3 top tips on the hoops healthcare innovators must jump through to ensure compliance

Jamie Innes, Senior Product Manager, Inhealthcare. Inhealthcare is one of 31 companies on the DigitalHealthLondon Accelerator 2016-17.

Approaching Information Governance can feel a bit like navigating a minefield at times. Having worked at Inhealthcare for five years implementing a stringent IG framework for our digital health services, I have become very familiar with the various IG frameworks that must be covered off.

Here are my three top tips on the hoops healthcare innovators must jump through to ensure compliance with their digital health projects.

Top tip 1: Start by mastering the IG Toolkit

If you have access to NHS patients and/or to their information, provide support services directly to an NHS organisation; and/or have access to national systems and services, such as the NHS virtual network called N3, you will be asked each year to provide assurance that you comply with the law and Department of Health Policy by completing an on line self-assessment called the Information governance toolkit.  As a minimum you need to initially aim for Level 2 but ideally you want to be making your way up to Level 3.

The framework is independent from gaining access to the N3 network which requires you to go through a process called Information Governance Statement of Compliance (IGSoC).

Top tip 2: Go through Clinical Risk Management – SCCI0129 and SCCI0160 

SCCI0129 and SCCI0160 are information standards providing a set of requirements for managing clinical risk when developing and operating IT systems. SCCIO129 involves managing clinical risk associated with software development and is aimed at Manufacturers.

SCCIO160 is aimed at health organisations who will manage any clinical risk when the software is in use. Together, they ensure risks are captured and mitigated and sign off is required by the Clinical Safety Officer (CSO).  Both standards apply only to those Health IT Systems that are not controlled by medical device regulations.

By going through this process within your organisation you will find that employees will start to identify and manage clinical risks in a different way. It will change your way of developing services and it will make sure that you place clinical safety at the heart of everything that you do.

Top tip 3: Stay up to date on data protection regulations

Currently every supplier of digital health services should ensure that they are compliant with the data protection act and its eight principles which includes ensuring that data is only used for lawful purposes and that it is not kept for longer than necessary. It is important to keep up to date with data protection regulation and from May 2018 there are some big changes coming in the form of the General Data Protection Regulation, known as GDPR.

The General Data Protection Regulation is an EU regulation intended to unify data protection for individuals in the EU. Even with Brexit looming, this regulation is set to replace the data protection act and it has important implications for data processors and makes big changes to the way in which we gather consent from users on how their data is going to be used.
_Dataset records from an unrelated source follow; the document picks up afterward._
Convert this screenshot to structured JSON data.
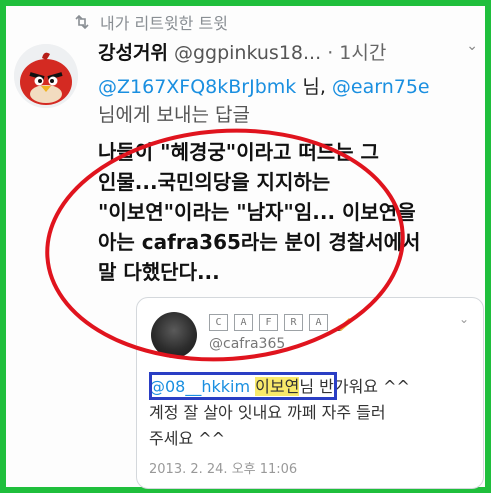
{
  "retweet": {
    "label": "내가 리트윗한 트윗",
    "icon": "retweet-icon"
  },
  "author": {
    "name": "강성거위",
    "handle": "@ggpinkus18...",
    "separator": "·",
    "time": "1시간"
  },
  "reply": {
    "mention1": "@Z167XFQ8kBrJbmk",
    "suffix1": " 님, ",
    "mention2": "@earn75e",
    "line2": "님에게 보내는 답글"
  },
  "tweet_lines": [
    "나들이 \"혜경궁\"이라고 떠드는 그",
    "인물...국민의당을 지지하는",
    "\"이보연\"이라는 \"남자\"임... 이보연을",
    "아는 cafra365라는 분이 경찰서에서",
    "말 다했단다..."
  ],
  "quoted": {
    "logo_letters": [
      "C",
      "A",
      "F",
      "R",
      "A"
    ],
    "handle": "@cafra365",
    "mention": "@08__hkkim",
    "highlight": "이보연",
    "line1_rest": "님 반가워요 ^^",
    "line2": "계정 잘 살아 잇내요 까페 자주 들러",
    "line3": "주세요 ^^",
    "date": "2013. 2. 24. 오후 11:06"
  },
  "colors": {
    "frame": "#1fbf3c",
    "mention": "#1a8fe0",
    "annotation_circle": "#e0141e",
    "annotation_box": "#2a3ec4",
    "highlight": "#f8e96a"
  }
}
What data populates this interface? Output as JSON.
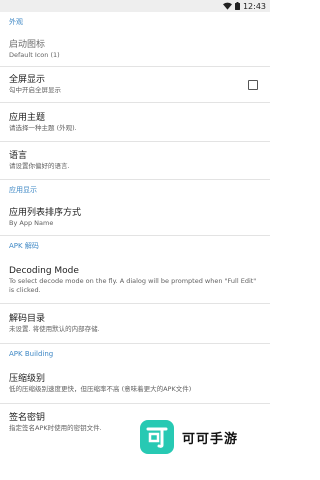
{
  "status_bar": {
    "time": "12:43",
    "icons": [
      "wifi-icon",
      "battery-icon"
    ]
  },
  "sections": {
    "appearance": "外观",
    "app_display": "应用显示",
    "apk_decode": "APK 解码",
    "apk_building": "APK Building"
  },
  "prefs": {
    "launch_icon": {
      "title": "启动图标",
      "summary": "Default Icon (1)"
    },
    "fullscreen": {
      "title": "全屏显示",
      "summary": "勾中开启全屏显示",
      "checked": false
    },
    "theme": {
      "title": "应用主题",
      "summary": "请选择一种主题 (外观)."
    },
    "language": {
      "title": "语言",
      "summary": "请设置你偏好的语言."
    },
    "sort_order": {
      "title": "应用列表排序方式",
      "summary": "By App Name"
    },
    "decoding_mode": {
      "title": "Decoding Mode",
      "summary": "To select decode mode on the fly. A dialog will be prompted when \"Full Edit\" is clicked."
    },
    "decode_dir": {
      "title": "解码目录",
      "summary": "未设置. 将使用默认的内部存储."
    },
    "compression": {
      "title": "压缩级别",
      "summary": "低的压缩级别速度更快，但压缩率不高 (意味着更大的APK文件)"
    },
    "signing_key": {
      "title": "签名密钥",
      "summary": "指定签名APK时使用的密钥文件."
    }
  },
  "watermark": {
    "text": "可可手游",
    "logo_char": "可"
  }
}
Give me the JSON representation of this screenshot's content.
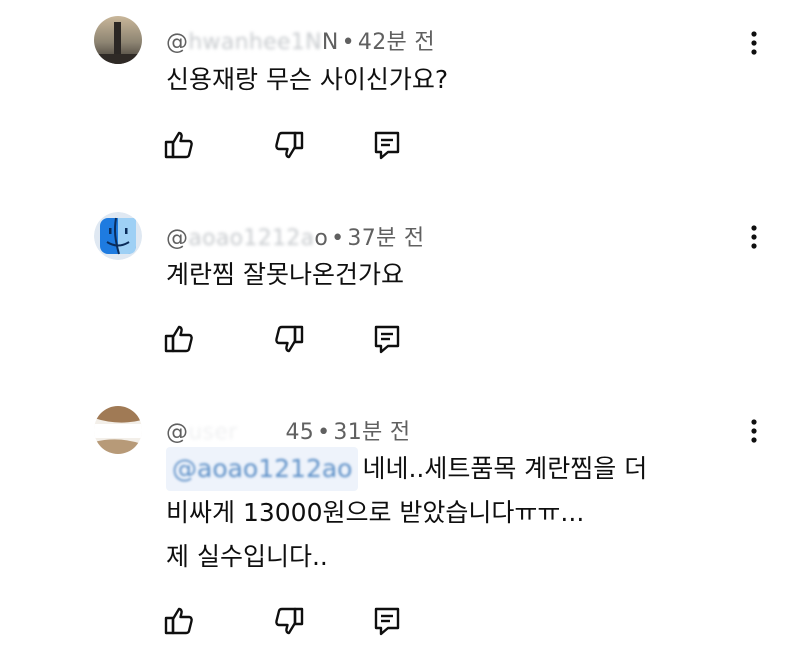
{
  "comments": [
    {
      "handle_prefix": "@",
      "handle_hidden": "hwanhee1N",
      "handle_visible_tail": "N",
      "time": "42분 전",
      "lines": [
        "신용재랑 무슨 사이신가요?"
      ],
      "avatar": "sunset-photo"
    },
    {
      "handle_prefix": "@",
      "handle_hidden": "aoao1212a",
      "handle_visible_tail": "o",
      "time": "37분 전",
      "lines": [
        "계란찜 잘못나온건가요"
      ],
      "avatar": "finder-face"
    },
    {
      "handle_prefix": "@",
      "handle_hidden": "user",
      "handle_visible_tail": "45",
      "time": "31분 전",
      "mention": "@aoao1212ao",
      "lines": [
        "네네..세트품목 계란찜을 더",
        "비싸게 13000원으로 받았습니다ㅠㅠ...",
        "제 실수입니다.."
      ],
      "avatar": "photo-avatar"
    }
  ],
  "separator": "•",
  "icons": {
    "like": "thumb-up-icon",
    "dislike": "thumb-down-icon",
    "reply": "reply-icon",
    "more": "more-vertical-icon"
  }
}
In addition, it is important to note that users have a ‘right to be forgotten’ and depending upon your industry and whether you are the data controller this can have big technical implications on your solution.

In conclusion

Whilst IG can be a confusing landscape with lots of different conflicting information, try and stick to the basics and start small and simple. If you try and cover too much at once you will be setting yourself up for failure.

If you have any questions or you need some advice on getting started with the above, I would be happy to share my knowledge.

Inhealthcare is one of 31 companies on the DigitalHealthLondon Accelerator 2016-17.

Jamie Innes is a senior product manager at Inhealthcare with a special interest is Information Governance procedures and working with customers to map out specific digital health requirements.